Year of Grace asks: “Where is Jesus?”

02 May 2012

By The Record

Archbishop Costelloe explains the meaning and significance of the forthcoming year of grace to priests.

The Year of Grace is not a program, its organisers say; it’s an opportunity. Beginning on May 27 at Pentecost, the bishops will encourage every Catholic in Australia to ask: “Where is Jesus in my life?”

At a conference held at the Faith Centre on April 26, Archbishop Timothy Costelloe SDB explained the background and purpose of the year to priests from parishes throughout Perth.

“The Year of Grace was a result of a long period of reflection, discussion and prayer,” Archbishop Costelloe said, having been part of the bishops’ committee formed to explore the idea.

“We really think that this is the work of the Holy Spirit.”

After the success and significance of World Youth Day in Sydney, 2008 and the canonisation of St Mary of the Cross MacKillop in 2010, the time was right for the whole Church in Australia to engage in some sort of shared endeavour, the Archbishop said.

“We didn’t know what that something was,” Archbishop Costello said. “But if Jesus is not both theoretically and practically at the heart of our faith in the Catholic community then perhaps we have no heart.

“This is my take on the reflection that the bishops’ conference went through over a long period of time as we thought about this idea of promulgating the year of grace.”

The Year of Grace was announced on the Feast of Christ the King on November 11 last year; it is about the heart and a call to pray more than to study.
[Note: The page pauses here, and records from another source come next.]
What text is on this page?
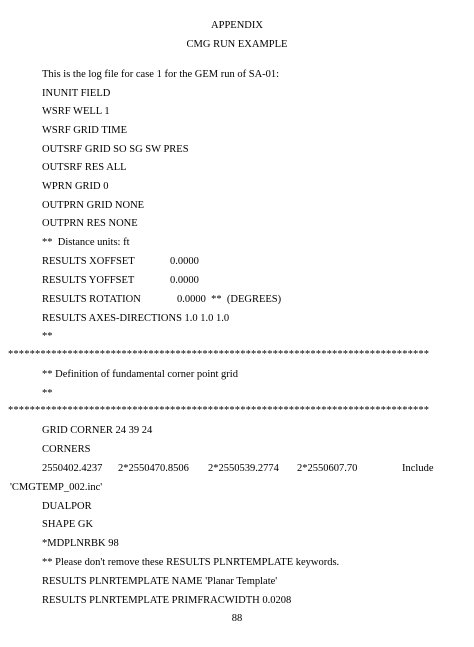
APPENDIX
CMG RUN EXAMPLE
This is the log file for case 1 for the GEM run of SA-01:
INUNIT FIELD
WSRF WELL 1
WSRF GRID TIME
OUTSRF GRID SO SG SW PRES
OUTSRF RES ALL
WPRN GRID 0
OUTPRN GRID NONE
OUTPRN RES NONE
**  Distance units: ft
RESULTS XOFFSET	0.0000
RESULTS YOFFSET	0.0000
RESULTS ROTATION	0.0000  **  (DEGREES)
RESULTS AXES-DIRECTIONS 1.0 1.0 1.0
**
******************************************************************************
** Definition of fundamental corner point grid
**
******************************************************************************
GRID CORNER 24 39 24
CORNERS
2550402.4237 2*2550470.8506 2*2550539.2774 2*2550607.70	Include
'CMGTEMP_002.inc'
DUALPOR
SHAPE GK
*MDPLNRBK 98
** Please don't remove these RESULTS PLNRTEMPLATE keywords.
RESULTS PLNRTEMPLATE NAME 'Planar Template'
RESULTS PLNRTEMPLATE PRIMFRACWIDTH 0.0208
88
Each parish in Australia will celebrate the Year of Grace in its own way.

Paddy Buckley, co-ordinator for the Year of Grace said, “Each parish can do what it wants; the Year of Grace will be different in every parish, what we are doing is not prescriptive.”

Priests at the conference with Archbishop Costelloe received the Year of Grace enthusiastically, with many sharing their own ideas of how to make the best of the period.

One suggestion was that those baptised during the time would have ‘baptised in the Year of Grace’ written on their baptism certificates.

“Everything is centred on Christ in the Year of Grace,” Archbishop Costelloe said.

“From schools, to churches and the wider community. It is not another program; there are no goals or criteria, it is a call (to) reflection more than problem solving.”